2019-03-21 09:29:59 | 2016~(平成28~)


 ・ C・イーストウッド監督・主演による肩の力を抜いたサスペンス風人間ドラマ。


 「ニューヨーク・タイムス・マガジン」に掲載された記事をもとに、麻薬を運ぶ90歳の男を描いた人間ドラマ。「グラン・トリノ」(08)のニック・シェンク脚本で、監督・主演は10年ぶりのクリント・イーストウッド。共演は「アメリカン・スナイパー」(14)のブラッドリー・クーパー、オスカー女優ダイアン・ウィースト、「マトリック」シリーズのローレンス・フィッシュバーン、アンディ・ガルシア、マイケル・ペーニャなど。

 第二次大戦の退役軍人で、デイリリー栽培事業に失敗した90歳のアールは自宅を差し押さえられる。仕事一筋で家庭を顧みなかった彼は、家族とは疎遠になっていた。
 途方に暮れていたアールに無事故無違反という腕を買われて、車で荷物を届けるという仕事を持ち掛けられる。引き受けた仕事はメキシコ・カルテルの麻薬運びだった。

 シリアスなサスペンスを連想するが、88歳のC・イーストウッドが10年ぶりに監督・主演したのは自分の人生とオーバーラップするような哀切溢れる人間ドラマだ。
 父親への冷ややかな態度を取る娘のアイリスを演じたのは実の娘アリソン・イーストウッドなのも、自省を込めたお洒落なキャスティング。
 このアールという男は陽気で愛すべき不良老人で、老いを感じる後ろ姿とはウラハラに目的地のメキシコまでカーステレオから流れる音楽を口ずさみながら何度も往復する。最近免許を自主返納した筆者にとっては驚きだ。
気ままに寄り道しながらドライブを楽しむ風情は、黒人を<ニグロ>と呼んだり、女性ライダー集団に<ぼうや>と呼びかけたり時代錯誤を気にしない。
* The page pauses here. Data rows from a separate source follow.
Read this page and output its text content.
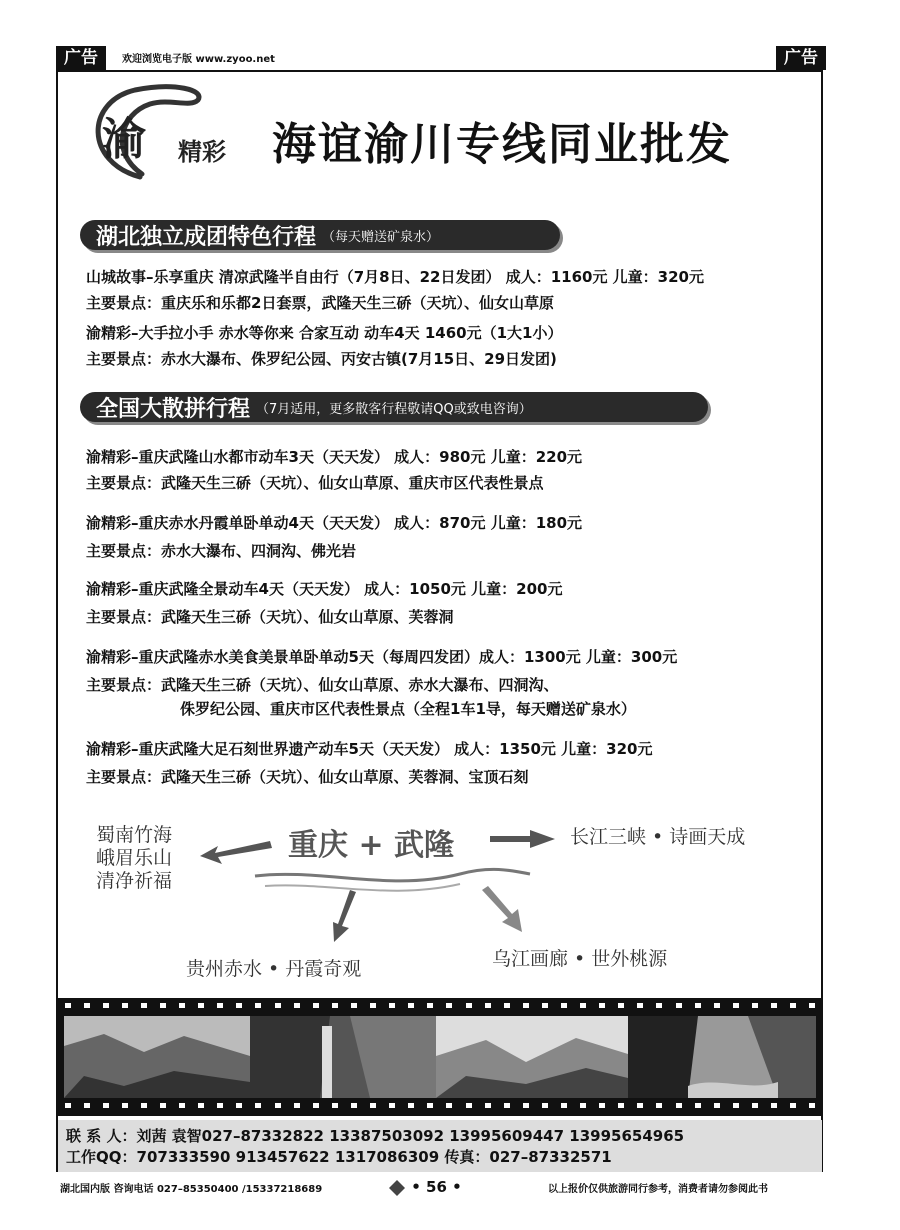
广告	欢迎浏览电子版 www.zyoo.net	广告
渝 精彩 海谊渝川专线同业批发
湖北独立成团特色行程 （每天赠送矿泉水）
山城故事–乐享重庆 清凉武隆半自由行（7月8日、22日发团） 成人：1160元 儿童：320元
主要景点：重庆乐和乐都2日套票，武隆天生三硚（天坑）、仙女山草原
渝精彩–大手拉小手 赤水等你来 合家互动 动车4天 1460元（1大1小）
主要景点：赤水大瀑布、侏罗纪公园、丙安古镇(7月15日、29日发团)
全国大散拼行程 （7月适用，更多散客行程敬请QQ或致电咨询）
渝精彩–重庆武隆山水都市动车3天（天天发） 成人：980元 儿童：220元
主要景点：武隆天生三硚（天坑）、仙女山草原、重庆市区代表性景点
渝精彩–重庆赤水丹霞单卧单动4天（天天发） 成人：870元 儿童：180元
主要景点：赤水大瀑布、四洞沟、佛光岩
渝精彩–重庆武隆全景动车4天（天天发） 成人：1050元 儿童：200元
主要景点：武隆天生三硚（天坑）、仙女山草原、芙蓉洞
渝精彩–重庆武隆赤水美食美景单卧单动5天（每周四发团）成人：1300元 儿童：300元
主要景点：武隆天生三硚（天坑）、仙女山草原、赤水大瀑布、四洞沟、
侏罗纪公园、重庆市区代表性景点（全程1车1导，每天赠送矿泉水）
渝精彩–重庆武隆大足石刻世界遗产动车5天（天天发） 成人：1350元 儿童：320元
主要景点：武隆天生三硚（天坑）、仙女山草原、芙蓉洞、宝顶石刻
重庆 + 武隆
蜀南竹海
峨眉乐山
清净祈福
长江三峡 • 诗画天成
贵州赤水 • 丹霞奇观	乌江画廊 • 世外桃源
联 系 人：刘茜 袁智027–87332822 13387503092 13995609447 13995654965
工作QQ：707333590 913457622 1317086309 传真：027–87332571
湖北国内版 咨询电话 027–85350400 /15337218689	• 56 •	以上报价仅供旅游同行参考，消费者请勿参阅此书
 稼いだ金で自宅や農園を取り戻し、退役軍人施設を復興したり孫娘の結婚式準備金を援助したり友人のバーを救済して、家族・友人との交流を復元できたかに思えたが、高い代償が待ち受けていた。さらに愛妻との別れは「時間はお金では買えない。」「最後に大切なものは買えない。」と悟って行く。

 メキシコとの国境の壁が国政を揺るがす社会問題となっている現代のアメリカへのメッセージは随所にあるものの、<家族との絆の大切さ>という普遍のテーマをイースウッドのスタイルで描いた116分だった。